The following supplements a panel discussion led by Michael Gibson at ALFA International’s 2014 Construction Seminar, “Survival of the Smartest: Prospering Through Technology, Innovation and Adaptation in an Evolving Market” held at The Grove Park Inn, Asheville, North Carolina, on July 30-August 1, 2014.
The construction industry is highly risk prone. Since the days of Hammurabi, the construction industry has faced some of the greatest risks of all businesses and disciplines—safety, poor weather, collections, litigation, and numerous, overlapping regulations, to name a few. Not only is the industry vulnerable but it also has a disappointing record in coping with risks.
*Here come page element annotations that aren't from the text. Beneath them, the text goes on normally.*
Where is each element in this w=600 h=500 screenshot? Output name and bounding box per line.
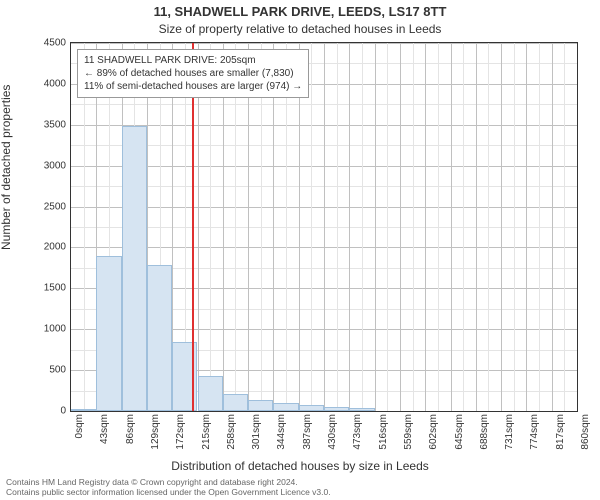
gridline-v xyxy=(476,43,477,411)
caption-line-2: Contains public sector information licen… xyxy=(6,487,594,497)
histogram-bar xyxy=(299,405,324,411)
x-tick-label: 344sqm xyxy=(276,414,287,464)
y-tick-label: 3500 xyxy=(26,119,66,130)
x-tick-label: 430sqm xyxy=(327,414,338,464)
chart-subtitle: Size of property relative to detached ho… xyxy=(0,22,600,36)
histogram-bar xyxy=(71,409,96,411)
gridline-v xyxy=(349,43,350,411)
plot-area: 11 SHADWELL PARK DRIVE: 205sqm← 89% of d… xyxy=(70,42,578,412)
gridline-v-minor xyxy=(210,43,211,411)
histogram-bar xyxy=(96,256,121,411)
gridline-v-minor xyxy=(387,43,388,411)
y-tick-label: 4500 xyxy=(26,38,66,49)
x-tick-label: 129sqm xyxy=(150,414,161,464)
gridline-v-minor xyxy=(286,43,287,411)
y-axis-label: Number of detached properties xyxy=(0,85,13,250)
gridline-v xyxy=(425,43,426,411)
x-tick-label: 774sqm xyxy=(529,414,540,464)
caption-line-1: Contains HM Land Registry data © Crown c… xyxy=(6,477,594,487)
gridline-v-minor xyxy=(235,43,236,411)
x-tick-label: 86sqm xyxy=(125,414,136,464)
gridline-v xyxy=(375,43,376,411)
histogram-bar xyxy=(198,376,223,411)
gridline-v-minor xyxy=(488,43,489,411)
histogram-bar xyxy=(172,342,197,411)
caption: Contains HM Land Registry data © Crown c… xyxy=(6,477,594,497)
x-tick-label: 387sqm xyxy=(302,414,313,464)
gridline-v xyxy=(324,43,325,411)
y-tick-label: 4000 xyxy=(26,78,66,89)
chart-title: 11, SHADWELL PARK DRIVE, LEEDS, LS17 8TT xyxy=(0,4,600,19)
annotation-line: 11 SHADWELL PARK DRIVE: 205sqm xyxy=(84,54,302,67)
y-tick-label: 2500 xyxy=(26,201,66,212)
gridline-v xyxy=(552,43,553,411)
x-tick-label: 817sqm xyxy=(555,414,566,464)
y-tick-label: 1500 xyxy=(26,283,66,294)
histogram-bar xyxy=(273,403,298,411)
gridline-v xyxy=(299,43,300,411)
x-tick-label: 473sqm xyxy=(352,414,363,464)
gridline-v-minor xyxy=(413,43,414,411)
gridline-v xyxy=(273,43,274,411)
x-tick-label: 731sqm xyxy=(504,414,515,464)
x-tick-label: 258sqm xyxy=(226,414,237,464)
gridline-v xyxy=(198,43,199,411)
annotation-line: 11% of semi-detached houses are larger (… xyxy=(84,80,302,93)
annotation-line: ← 89% of detached houses are smaller (7,… xyxy=(84,67,302,80)
gridline-v-minor xyxy=(539,43,540,411)
y-tick-label: 0 xyxy=(26,406,66,417)
y-tick-label: 1000 xyxy=(26,324,66,335)
gridline-v xyxy=(451,43,452,411)
gridline-v xyxy=(526,43,527,411)
y-tick-label: 3000 xyxy=(26,160,66,171)
histogram-bar xyxy=(122,126,147,411)
gridline-v xyxy=(223,43,224,411)
gridline-v xyxy=(400,43,401,411)
gridline-v-minor xyxy=(463,43,464,411)
reference-line xyxy=(192,43,194,411)
x-tick-label: 215sqm xyxy=(201,414,212,464)
gridline-v xyxy=(501,43,502,411)
gridline-v-minor xyxy=(438,43,439,411)
gridline-v-minor xyxy=(84,43,85,411)
x-tick-label: 645sqm xyxy=(454,414,465,464)
gridline-v-minor xyxy=(564,43,565,411)
gridline-v-minor xyxy=(311,43,312,411)
gridline-v-minor xyxy=(514,43,515,411)
x-tick-label: 0sqm xyxy=(74,414,85,464)
histogram-bar xyxy=(349,408,374,411)
chart-container: 11, SHADWELL PARK DRIVE, LEEDS, LS17 8TT… xyxy=(0,0,600,500)
gridline-v-minor xyxy=(337,43,338,411)
x-tick-label: 301sqm xyxy=(251,414,262,464)
gridline-v xyxy=(248,43,249,411)
x-tick-label: 172sqm xyxy=(175,414,186,464)
y-tick-label: 2000 xyxy=(26,242,66,253)
x-tick-label: 688sqm xyxy=(479,414,490,464)
histogram-bar xyxy=(147,265,172,411)
gridline-v-minor xyxy=(261,43,262,411)
x-tick-label: 860sqm xyxy=(580,414,591,464)
gridline-v-minor xyxy=(362,43,363,411)
x-tick-label: 559sqm xyxy=(403,414,414,464)
x-tick-label: 516sqm xyxy=(378,414,389,464)
histogram-bar xyxy=(223,394,248,411)
x-tick-label: 602sqm xyxy=(428,414,439,464)
histogram-bar xyxy=(324,407,349,411)
annotation-box: 11 SHADWELL PARK DRIVE: 205sqm← 89% of d… xyxy=(77,49,309,98)
y-tick-label: 500 xyxy=(26,365,66,376)
x-tick-label: 43sqm xyxy=(99,414,110,464)
histogram-bar xyxy=(248,400,273,411)
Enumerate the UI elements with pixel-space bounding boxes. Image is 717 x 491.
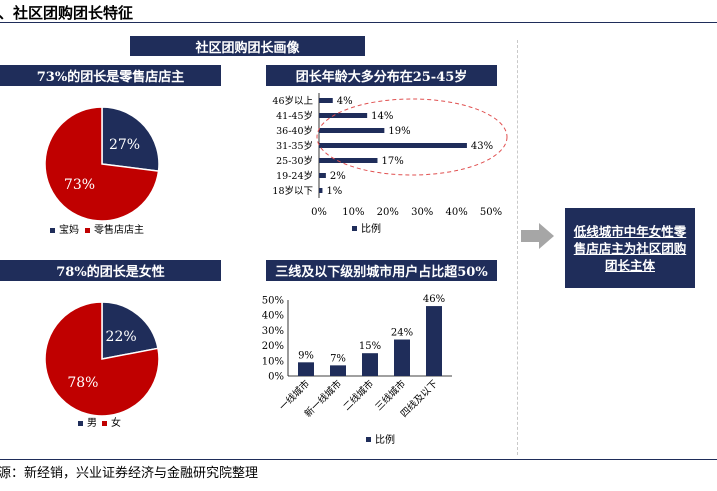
y-tick-label: 30% [262,326,284,337]
section-divider [517,40,519,455]
data-label: 15% [359,341,381,352]
legend-swatch [78,421,83,426]
y-tick-label: 25-30岁 [276,155,313,167]
data-label: 1% [326,186,342,197]
pie-slice-label: 73% [64,177,95,193]
right-arrow-icon [521,223,554,249]
legend-swatch [50,228,55,233]
bar-chart-city: 0%10%20%30%40%50%9%一线城市7%新一线城市15%二线城市24%… [262,294,452,446]
page-title: 、社区团购团长特征 [0,4,134,22]
legend-swatch [102,421,107,426]
legend-label: 比例 [361,222,381,235]
bar [319,173,326,178]
pie-slice [101,301,159,360]
bar [319,188,323,193]
y-tick-label: 19-24岁 [276,170,313,182]
x-tick-label: 40% [445,207,467,218]
y-tick-label: 20% [262,341,284,352]
pie-slice [44,106,160,222]
bar [426,306,442,376]
x-tick-label: 10% [342,207,364,218]
pie-slice [44,301,160,417]
bar [319,98,333,103]
bar [362,353,378,376]
y-tick-label: 31-35岁 [276,140,313,152]
x-tick-label: 20% [377,207,399,218]
data-label: 43% [471,141,493,152]
bar [298,362,314,376]
bar [394,339,410,376]
pie-slice-label: 78% [67,375,98,391]
data-label: 19% [388,126,410,137]
legend-swatch [366,437,371,442]
y-tick-label: 36-40岁 [276,125,313,137]
pie-chart-gender: 22% 78% 男 女 [44,301,160,429]
data-label: 7% [330,353,346,364]
conclusion-box: 低线城市中年女性零售店店主为社区团购团长主体 [565,208,695,288]
legend-label: 女 [111,416,121,429]
pie1-title-banner: 73%的团长是零售店店主 [0,65,221,86]
bar [319,128,385,133]
legend-label: 男 [87,417,97,429]
x-tick-label: 30% [411,207,433,218]
y-tick-label: 18岁以下 [272,185,313,197]
legend-label: 宝妈 [59,223,79,236]
pie-chart-role: 27% 73% 宝妈 零售店店主 [44,106,160,236]
data-label: 9% [298,350,314,361]
age-chart-title-banner: 团长年龄大多分布在25-45岁 [266,65,497,86]
main-banner: 社区团购团长画像 [130,36,365,56]
x-tick-label: 50% [480,207,502,218]
title-divider [0,22,717,23]
legend-swatch [352,226,357,231]
legend-label: 零售店店主 [94,223,144,236]
legend-swatch [85,228,90,233]
bar [330,365,346,376]
y-tick-label: 0% [268,372,284,383]
data-label: 24% [391,328,413,339]
x-tick-label: 0% [311,207,327,218]
pie-slice-label: 27% [109,137,140,153]
pie-slice [101,106,160,172]
pie2-title-banner: 78%的团长是女性 [0,260,221,281]
data-label: 2% [330,171,346,182]
x-tick-label: 二线城市 [341,377,377,413]
highlight-ellipse [316,98,508,176]
y-tick-label: 40% [262,311,284,322]
legend-label: 比例 [375,433,395,446]
bar [319,158,378,163]
city-chart-title-banner: 三线及以下级别城市用户占比超50% [266,260,497,281]
y-tick-label: 46岁以上 [272,95,313,107]
source-note: 源：新经销，兴业证券经济与金融研究院整理 [0,466,259,481]
y-tick-label: 10% [262,356,284,367]
bar-chart-age: 46岁以上 4% 41-45岁 14% 36-40岁 19% 31-35岁 43% 25-30岁… [272,93,508,235]
pie-slice-label: 22% [106,329,137,345]
data-label: 14% [371,111,393,122]
footer-divider [0,459,717,460]
data-label: 4% [337,96,353,107]
bar [319,113,368,118]
data-label: 46% [423,294,445,305]
y-tick-label: 50% [262,296,284,307]
data-label: 17% [381,156,403,167]
y-tick-label: 41-45岁 [276,110,313,122]
bar [319,143,467,148]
Disappointing because many known risk factors are readily identifiable.
As the United States continues its trek out of The Great Recession, managing construction’s internal and external risks remains paramount for the success of all stakeholders: owners, builders, designers, engineers, insurers and sureties alike.
Risk has many faces. It can be a threat or an opportunity. It can be known or unknown, predictable or unforeseeable, quantifiable or simply subject to gut instincts and intuition. No matter the shape or form it takes, risk must be accepted, accounted for and addressed.
Risk management is designed to reduce or eliminate the risk of certain kinds of events happening or having an impact on a business. This requires a proactive (as opposed to reactive) approach, as the success or failure of any enterprise is often determined in the planning stage, not after risk’s consequences have resulted in a claim or lawsuit.